Only one has ever fought to keep me. And I have never seen such a fight.
At times frightening, frustrating, annoying, exasperating, vexing… defeating, crushing, overwhelming… despairing, distressing, hurting, grieving… and yet, he never gives up. Never gives in. I have never seen anyone fight so hard, or so long, or so much for someone he loves.
It’s a scary thought; when these kind of events spur change, is the change genuine? Many would say it’s not, and that the changes are just an act of desparation. But sometimes the event of letting go is a catalyst to true change as well… when you realize the depth of everything you are about to lose, you start to assess what’s truly important.
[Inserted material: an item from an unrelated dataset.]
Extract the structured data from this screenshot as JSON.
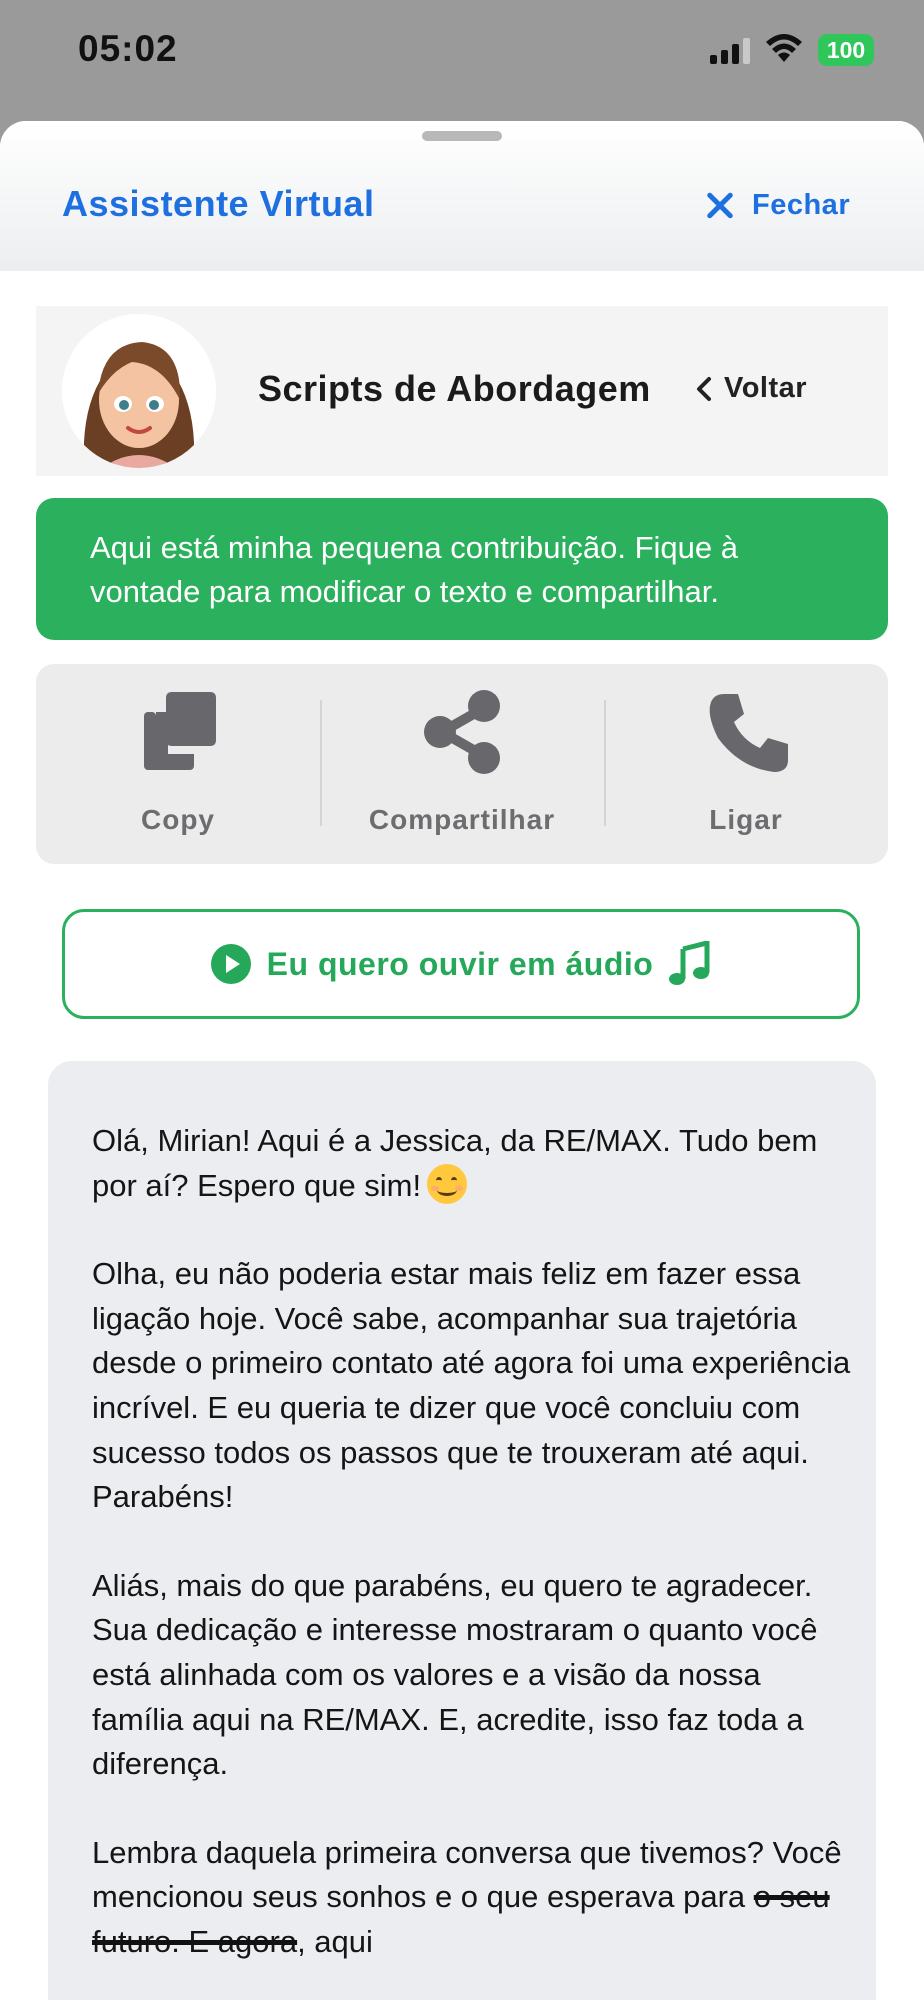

I may be crazy, or naive, or just plain stupid…. but I still believe in the best of people. I always will. I believe in what people are capable of, see them for their true potential. It’s burned me more times than I can count, disappointed me to be core of my being, and ripped my heart to shreds when I’ve been wrong… but I just can’t give up. Not when I see such incredible potential in a person…
Honestly, it comes down to a simple question for me: Would you want someone to give up on you?